'I CAN'T VERY WELL GET OUT,' SHE SAID.
'I can't very well get out,' she said. 'I'm so packed in, and there are some breakable things. But I'll manage it in a minute. Yes, yes—it's I myself! I've come to stay with you, though I have not been invited. And—you'll understand directly, I've brought my house—or rather my room—with me like a snail, so auntie can't turn me away again.'
She was so excited and delighted with herself, and we were so excited and delighted too, that we could scarcely speak for laughing. We did not let her get out; she was so packed in, as she said, but we walked by the door, she talking as hard as she could, for her vehicle was lumbering along at a foot's pace.

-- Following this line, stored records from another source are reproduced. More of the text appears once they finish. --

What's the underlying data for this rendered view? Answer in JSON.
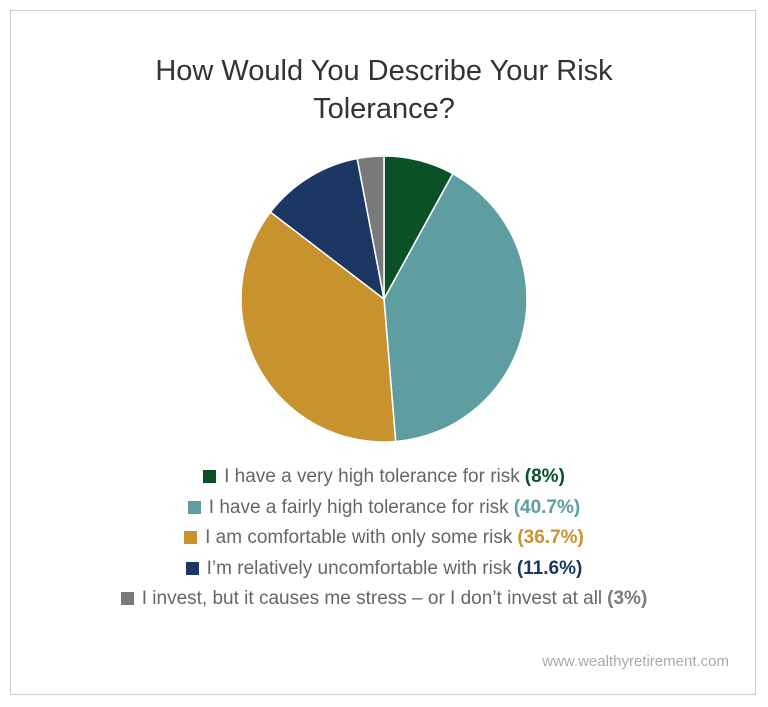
{
  "chart_data": {
    "type": "pie",
    "title": "How Would You Describe Your Risk Tolerance?",
    "categories": [
      "I have a very high tolerance for risk",
      "I have a fairly high tolerance for risk",
      "I am comfortable with only some risk",
      "I’m relatively uncomfortable with risk",
      "I invest, but it causes me stress – or I don’t invest at all"
    ],
    "values": [
      8,
      40.7,
      36.7,
      11.6,
      3
    ],
    "value_labels": [
      "(8%)",
      "(40.7%)",
      "(36.7%)",
      "(11.6%)",
      "(3%)"
    ],
    "colors": [
      "#0b5128",
      "#5f9ea0",
      "#c8922e",
      "#1c3764",
      "#7a7a7a"
    ],
    "source": "www.wealthyretirement.com"
  }
}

'Yes,' she said, in answer to our eager questions; 'I've been travelling like this since ten o'clock. No, not quite like this—we did trot on the high road. The waggonette——'
'Waggonette,' interrupted George, 'I should call it a—waggon and a half!'
'Well, never mind about that. Call it an omnibus if you like. Anyway, it started yesterday, and spent the night at Wetherford. Granny wanted me to come all the way to Kirke by train and to write to tell you, which would have spoilt the fun. So I got her to let me '('to let you indeed, Miss Taisy,' thought I to myself, though I did not say so; 'I know better. You said sweetly, "Granny, dear, I just must;" and she said, "Well, well, my darling, if you must, you must, I suppose")—'to let me come to Wetherford this morning with her maid, and to meet old Dawson' (the driver) 'there, and come on as you see. I had hard work to find room for myself inside, and I did begin to think we should never get here! But the evenings are long now, and it's been a lovely day; everything's dry and ready—bedding and all. There'll be plenty of time to unpack, and Dawson is to stay the night at Kirke, and ride home on one horse, leading the other.'
'And leaving the waggon,' I said, rather stupidly I must own; I think I was really feeling rather bewildered with the excitement and laughing and Taisy's flow of explanation.
She burst out laughing again at this.
'Of course,' she said. 'If I didn't keep my house, I might as well go back again. But do let us hurry on to tell auntie all about it.'
I think in her heart of hearts poor Taisy was feeling a tiny atom anxious as to what mamma would think of it all. But she need not have done. Mamma understood her so well and trusted her good sense as well as her affection, in spite of dear Taisy's rather wild ways sometimes.